La réduction programmée de l'impôt sur le revenu reste
donc une priorité.
Or, hors effet de l'évolution spontanée, les mesures du
présent projet de loi de finances, revues très
légèrement à la baisse suite au vote de l'Assemblée
nationale, aboutiront tout de même à un alourdissement d'un
milliard de francs de cet impôt.
De surcroît, la baisse du plafond par demi-part de l'avantage fiscal
procuré par le quotient familial
(3,9 milliards de francs) sera une
nouvelle mesure d'aggravation de la fiscalité pesant sur les familles,
après la mise sous condition de ressources des allocations familiales en
1998 (mesure sur laquelle, d'ailleurs, le gouvernement a été
contraint de revenir).
L'impôt sur les sociétés
Comme cela a été vu, la loi portant mesures urgentes à
caractère fiscal et financier (MUFF) a considérablement accru les
charges fiscales directes des entreprises.
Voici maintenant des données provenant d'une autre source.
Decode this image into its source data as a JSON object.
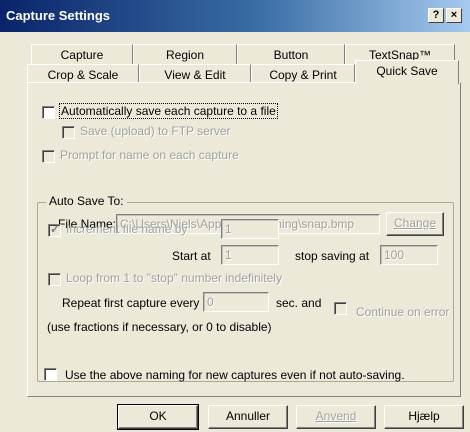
{
  "window": {
    "title": "Capture Settings",
    "help_btn": "?",
    "close_btn": "×"
  },
  "tabs": {
    "row1": [
      "Capture",
      "Region",
      "Button",
      "TextSnap™"
    ],
    "row2": [
      "Crop & Scale",
      "View & Edit",
      "Copy & Print",
      "Quick Save"
    ],
    "active": "Quick Save"
  },
  "options": {
    "auto_save": "Automatically save each capture to a file",
    "ftp_upload": "Save (upload) to FTP server",
    "prompt_name": "Prompt for name on each capture"
  },
  "autosave": {
    "legend": "Auto Save To:",
    "file_name_label": "File Name:",
    "file_name_value": "C:\\Users\\Niels\\AppData\\Roaming\\snap.bmp",
    "change_button": "Change",
    "increment_label": "Increment file name by",
    "increment_value": "1",
    "start_at_label": "Start at",
    "start_at_value": "1",
    "stop_label": "stop saving at",
    "stop_value": "100",
    "loop_label": "Loop from 1 to \"stop\" number indefinitely",
    "repeat_label": "Repeat first capture every",
    "repeat_value": "0",
    "sec_and": "sec. and",
    "continue_label": "Continue on error",
    "hint": "(use fractions if necessary, or 0 to disable)"
  },
  "use_naming": "Use the above naming for new captures even if not auto-saving.",
  "buttons": {
    "ok": "OK",
    "cancel": "Annuller",
    "apply": "Anvend",
    "help": "Hjælp"
  }
}
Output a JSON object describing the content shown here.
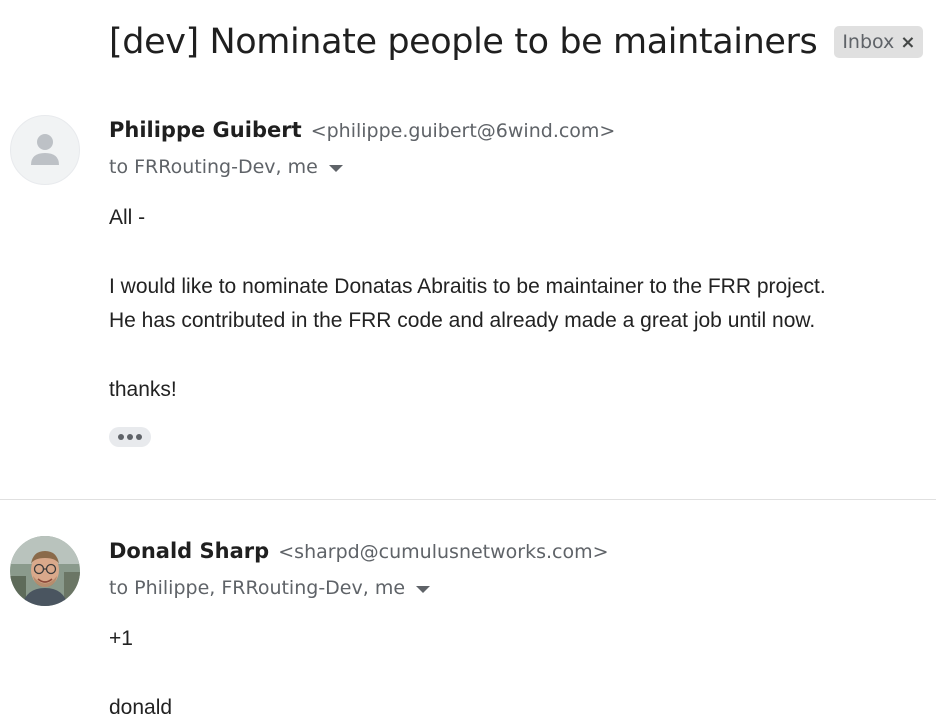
{
  "thread": {
    "subject": "[dev] Nominate people to be maintainers",
    "label": "Inbox",
    "label_remove_glyph": "×"
  },
  "messages": [
    {
      "sender_name": "Philippe Guibert",
      "sender_email": "<philippe.guibert@6wind.com>",
      "recipients": "to FRRouting-Dev, me",
      "avatar": "default-person-icon",
      "body": [
        "All -",
        "I would like to nominate Donatas Abraitis to be maintainer to the FRR project.",
        "He has contributed in the FRR code and already made a great job until now.",
        "thanks!"
      ]
    },
    {
      "sender_name": "Donald Sharp",
      "sender_email": "<sharpd@cumulusnetworks.com>",
      "recipients": "to Philippe, FRRouting-Dev, me",
      "avatar": "profile-photo",
      "body": [
        "+1",
        "donald"
      ]
    }
  ],
  "colors": {
    "chip_bg": "#e0e0e0",
    "secondary_text": "#5f6368",
    "divider": "#e0e0e0"
  }
}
Elle a porté le taux de
l'impôt sur les sociétés à 41,66 %,
plaçant la France au troisième rang européen
derrière l'Italie et l'Allemagne.
Cet alourdissement a rompu avec la réforme engagée depuis 1985 et
qui avait conduit à diminuer l'impôt pesant sur les
bénéfices des sociétés de 50 % à
33,1/3 % en 1993.
Il crée un désavantage compétitif pour les entreprises
françaises alors que, dans le même temps, la fiscalité des
bénéfices distribués et non distribués est
allégée en Allemagne et le taux marginal d'imposition est
diminué en Grande-Bretagne.
De même, la taxation au taux de droit commun des plus-values à
long terme va à contre-courant des législations fiscales de nos
principaux partenaires économiques.
Il ne serait donc pas admissible que les nouveaux prélèvements
portent encore sur le potentiel économique de notre pays, potentiel qui
est, quoi qu'on en dise, un élément clef des prévisions de
croissance.
Or, force est de constater que certaines dispositions du présent projet
de loi de finances poursuivent l'aggravation de la fiscalité pesant sur
les entreprises, notamment la réduction du taux de l'avoir fiscal ou le
nouveau régime de cessions de parts de sociétés à
prépondérance immobilière. Cette aggravation, qui ne
pouvait qu'être modeste compte tenu des hausses antérieures, a
toutefois été amplifiée par le passage à
l'Assemblée nationale (et notamment le rétablissement de la
taxation des dividendes de la fille à la mère supprimée en
1993).
Alléger l'imposition du patrimoine et favoriser l'épargne
L'imposition du patrimoine nuit à la compétitivité de
notre pays.
L'ensemble des mesures fiscales présentées dans le projet de loi
de finances et le projet de loi de financement de la sécurité
sociale pour 1998 (élargissement de l'assiette des
prélèvements sociaux, augmentation de la CSG, imposition de
l'assurance-vie, plafonnement envisagé de l'avoir fiscal)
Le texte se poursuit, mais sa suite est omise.